Chaque interaction est une petite histoire en soi. Et comme toutes les histoires, il faut un début, un milieu et une fin. Concrètement, il faut faire comprendre au spectateur qu'une action est possible, qu'il l'effectue et qu'il se passe quelque chose en conséquence. A nous ensuite de bien choisir ce que seront ces actions pour faire passer des émotions. Par ailleurs, grâce aux capteurs, on sait ce que vous faites avec vos mains et votre tête. Des choses sont déjà en développement pour savoir comment bouge votre corps, ce qui permettra d'aller encore plus loin dans l'expérience. C’est d'autant plus intéressant que dans la vraie vie, on communique certes verbalement mais aussi beaucoup par des gestes, des attitudes.

Comme la technologie ne cesse d'évoluer, diriez-vous que vous êtes encore en phase de test ?

Disons que tout ce qu'on fait est une expérience. On fait des hypothèses, on les teste et si ça ne marche pas on s'ajuste. Contrairement à un jeu vidéo, on n'a pas plusieurs heures pour faire comprendre les mécanismes d'interaction. Chaque expérience que nous développons dure environ vingt minutes.
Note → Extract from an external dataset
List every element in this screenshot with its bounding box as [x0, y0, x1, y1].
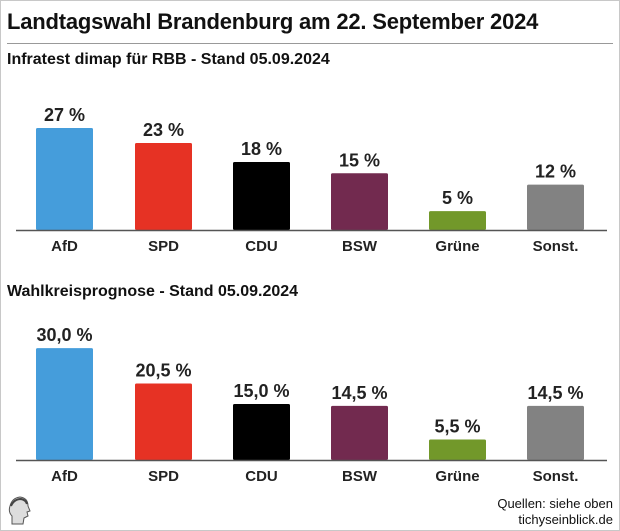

D'ailleurs, quelle est la différence entre l'animation interactive et un jeu vidéo en réalité virtuelle ?

Dans les jeux vidéo, du moins pour la plupart d'entre eux, la finalité est de gagner. Donc ce qui vous motive à interagir avec des personnages ou le monde qui vous entoure est d'avancer au niveau suivant, ou de recevoir une forme de récompense. C'est très égoïste : vous êtes le héros, on vous défie et vous devez gagner. Maintenant imaginez une jeune fille qui pleure sur un banc. Dans un jeu vidéo, vous n'iriez lui parler que dans l'espoir d'obtenir une information ou qu'elle vous envoie réaliser une quête. Vos motivations seraient évidemment tout à fait différentes dans la vraie vie, vous seriez touché par son malheur apparent. Dans la réalité virtuelle, on peut interagir comme dans un jeu vidéo mais aussi par empathie pour le personnage. C'est ce qu'on vise : l'interaction devient un acte de compassion. Quand on réussit à faire en sorte que vous vous sentiez impliqué dans la "vie" d'un personnage virtuel, on a atteint notre objectif.

On touche presque à quelque chose de philosophique sur la nature humaine.

Tout à fait. Au cinéma ou dans les séries télé, le storytelling repose souvent sur des personnages qui doivent faire des choix sous la pression, et ces choix dévoilent qui ils sont réellement. Notre but ultime est de faire en sorte que ce soit le spectateur qui fasse ces choix. Et pas seulement pour gagner quelque chose mais pour toucher à une question bien plus profonde : quel genre de personne suis-je ? Il n'y a pas forcément de bonne réponse, mais la décision que vous prenez révèle quelque chose sur votre vraie nature. Et ça, c'est vraiment intéressant.